Not only does Ford start out behind on the approve/disapprove scale but in the City of Toronto, although tied with the NDP with 11 constituencies won (the Liberals took 3), the Ford PCs received a lower proportion of the vote overall, trailing the NDP by almost four points. Moreover their 32.8% support was a smaller percentage than the 33.7% support Ford won in the 2014 municipal election. Small wonder his midnight madness is not being received well in the city.
The polling firm found that 65 per cent of Toronto residents oppose the premier’s move to use the constitutional override clause, with nearly 56 per cent saying they strongly disapprove.
“Make no mistake about it: Doug Ford is on the wrong side of public opinion when it comes to his use of the notwithstanding clause,” Quito Maggi, President and CEO of Mainstreet Research, said in a news release.

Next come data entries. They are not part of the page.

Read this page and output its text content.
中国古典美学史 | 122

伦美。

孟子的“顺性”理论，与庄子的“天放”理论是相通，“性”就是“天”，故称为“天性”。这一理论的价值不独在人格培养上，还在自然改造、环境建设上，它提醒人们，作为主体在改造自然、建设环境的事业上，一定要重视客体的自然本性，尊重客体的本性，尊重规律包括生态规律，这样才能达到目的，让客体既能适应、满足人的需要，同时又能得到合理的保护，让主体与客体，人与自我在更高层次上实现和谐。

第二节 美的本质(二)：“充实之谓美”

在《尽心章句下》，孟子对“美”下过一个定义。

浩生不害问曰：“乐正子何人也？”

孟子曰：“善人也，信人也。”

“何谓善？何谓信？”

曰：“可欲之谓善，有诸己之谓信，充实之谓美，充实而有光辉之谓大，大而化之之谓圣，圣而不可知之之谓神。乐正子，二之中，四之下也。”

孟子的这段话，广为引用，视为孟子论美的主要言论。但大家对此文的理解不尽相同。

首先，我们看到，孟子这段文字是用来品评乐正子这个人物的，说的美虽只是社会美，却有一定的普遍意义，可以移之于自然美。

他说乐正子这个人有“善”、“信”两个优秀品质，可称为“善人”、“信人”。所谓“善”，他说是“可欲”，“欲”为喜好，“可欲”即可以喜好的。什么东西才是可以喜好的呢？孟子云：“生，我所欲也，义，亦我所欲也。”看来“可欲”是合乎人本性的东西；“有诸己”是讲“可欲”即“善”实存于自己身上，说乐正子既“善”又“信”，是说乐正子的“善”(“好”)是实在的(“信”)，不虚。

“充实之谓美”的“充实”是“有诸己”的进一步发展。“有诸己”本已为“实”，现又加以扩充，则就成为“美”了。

Further to the controversial use of the clause, more than 55 per cent of respondents said they disapprove of the decision to eliminate council seats, with 46 per cent saying they strongly disagree.Ultimately, Ford will be judged not on this but on his overall spending and taxing regime. However, he will encounter major problems along the way including the fact that Ontario is already one of the lowest spending jurisdictions in Canada. He has promised a line-by-line spending review, no doubt hoping to find spending that is the equivalent of paying people to dig ditches and then fill them in. However, he is also no doubt forgetting that we have been through this before. Dalton McGuinty hired TD Bank economist Don Drummond to do essentially the same thing in 2011. As the Toronto Star report on the published review noted "quick fixes and easy savings are notably absent here".

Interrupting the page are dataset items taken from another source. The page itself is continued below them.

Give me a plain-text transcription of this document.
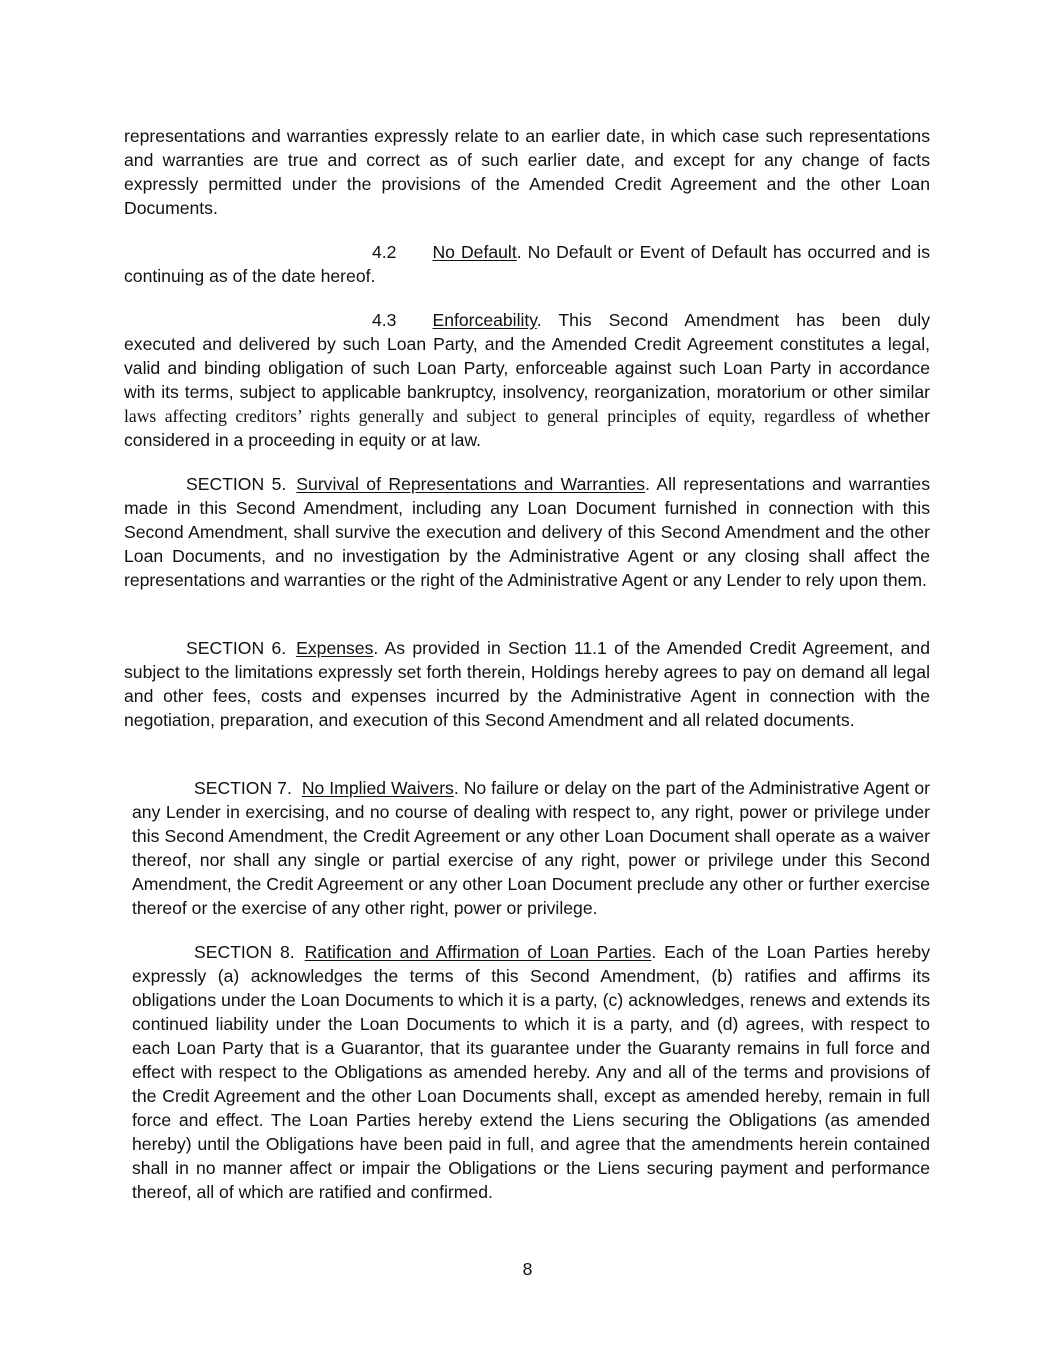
representations and warranties expressly relate to an earlier date, in which case such representations and warranties are true and correct as of such earlier date, and except for any change of facts expressly permitted under the provisions of the Amended Credit Agreement and the other Loan Documents.

4.2 No Default. No Default or Event of Default has occurred and is continuing as of the date hereof.

4.3 Enforceability. This Second Amendment has been duly executed and delivered by such Loan Party, and the Amended Credit Agreement constitutes a legal, valid and binding obligation of such Loan Party, enforceable against such Loan Party in accordance with its terms, subject to applicable bankruptcy, insolvency, reorganization, moratorium or other similar laws affecting creditors’ rights generally and subject to general principles of equity, regardless of whether considered in a proceeding in equity or at law.

SECTION 5. Survival of Representations and Warranties. All representations and warranties made in this Second Amendment, including any Loan Document furnished in connection with this Second Amendment, shall survive the execution and delivery of this Second Amendment and the other Loan Documents, and no investigation by the Administrative Agent or any closing shall affect the representations and warranties or the right of the Administrative Agent or any Lender to rely upon them.

SECTION 6. Expenses. As provided in Section 11.1 of the Amended Credit Agreement, and subject to the limitations expressly set forth therein, Holdings hereby agrees to pay on demand all legal and other fees, costs and expenses incurred by the Administrative Agent in connection with the negotiation, preparation, and execution of this Second Amendment and all related documents.

SECTION 7. No Implied Waivers. No failure or delay on the part of the Administrative Agent or any Lender in exercising, and no course of dealing with respect to, any right, power or privilege under this Second Amendment, the Credit Agreement or any other Loan Document shall operate as a waiver thereof, nor shall any single or partial exercise of any right, power or privilege under this Second Amendment, the Credit Agreement or any other Loan Document preclude any other or further exercise thereof or the exercise of any other right, power or privilege.

SECTION 8. Ratification and Affirmation of Loan Parties. Each of the Loan Parties hereby expressly (a) acknowledges the terms of this Second Amendment, (b) ratifies and affirms its obligations under the Loan Documents to which it is a party, (c) acknowledges, renews and extends its continued liability under the Loan Documents to which it is a party, and (d) agrees, with respect to each Loan Party that is a Guarantor, that its guarantee under the Guaranty remains in full force and effect with respect to the Obligations as amended hereby. Any and all of the terms and provisions of the Credit Agreement and the other Loan Documents shall, except as amended hereby, remain in full force and effect. The Loan Parties hereby extend the Liens securing the Obligations (as amended hereby) until the Obligations have been paid in full, and agree that the amendments herein contained shall in no manner affect or impair the Obligations or the Liens securing payment and performance thereof, all of which are ratified and confirmed.

8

Ford wants to cut taxes but he will encounter a similar problem in this field. Ontario taxes are already relatively low. It is an imperfect measure but the tables below does give you some idea of Ontario's position. Ontario has among the lowest tax revenues among Canadian provinces relative to the size of its economy. There are many who incorrectly perceive Ontario as a high spending, high tax province. The numbers say otherwise.
Ontario is consistently eighth or ninth on this score. It is not surprising that former PC leader Patrick Brown supported a carbon tax despite its unpopularity among rank and file Conservatives. He understood that Ontario needed the revenue, something Ford hasn't figured out yet. He is in court arguing the federal government does not have jurisdiction to levy a carbon tax, an effort doomed to failure.

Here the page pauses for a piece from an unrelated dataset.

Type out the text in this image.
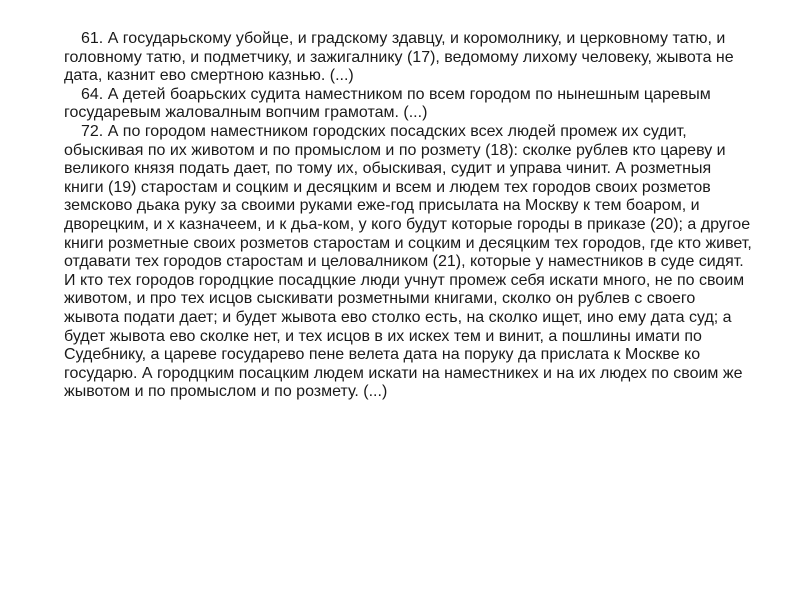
61. А государьскому убойце, и градскому здавцу, и коромолнику, и церковному татю, и головному татю, и подметчику, и зажигалнику (17), ведомому лихому человеку, жывота не дата, казнит ево смертною казнью. (...)

64. А детей боарьских судита наместником по всем городом по нынешным царевым государевым жаловалным вопчим грамотам. (...)

72. А по городом наместником городских посадских всех людей промеж их судит, обыскивая по их животом и по промыслом и по розмету (18): сколке рублев кто цареву и великого князя подать дает, по тому их, обыскивая, судит и управа чинит. А розметныя книги (19) старостам и соцким и десяцким и всем и людем тех городов своих розметов земсково дьака руку за своими руками еже-год присылата на Москву к тем боаром, и дворецким, и х казначеем, и к дьа-ком, у кого будут которые городы в приказе (20); а другое книги розметные своих розметов старостам и соцким и десяцким тех городов, где кто живет, отдавати тех городов старостам и целовалником (21), которые у наместников в суде сидят. И кто тех городов городцкие посадцкие люди учнут промеж себя искати много, не по своим животом, и про тех исцов сыскивати розметными книгами, сколко он рублев с своего жывота подати дает; и будет жывота ево столко есть, на сколко ищет, ино ему дата суд; а будет жывота ево сколке нет, и тех исцов в их искех тем и винит, а пошлины имати по Судебнику, а цареве государево пене велета дата на поруку да прислата к Москве ко государю. А городцким посацким людем искати на наместникех и на их людех по своим же жывотом и по промыслом и по розмету. (...)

Ford's weakness in the polls was already evident earlier this year. The PCs did better in the polls on average before the election call than after.
The reality is that for the Ontario PCs Ford is a liability and not an asset.
If one examines both the vote overall and among Ontario regions we find that the Ontario NDP gained more support in 2018 in most regions compared to 2014 than did the Conservatives. There were two exceptions - 905 North, the affluent suburbs north of Toronto, and Northern Ontario, where the NDP was already strong in 2014.
Had the PCs stuck with Patrick Brown or selected Christine Elliott winning additional terms would seem likely at this point, not so with Doug Ford.
Already journalist Stephen Maher is speculating in Maclean's that Ford may be leading a one term government. One can only hope his career arc follows that of Alison Redford, whose caucus forced her out as Alberta Premier two years after her PCs won a majority election victory.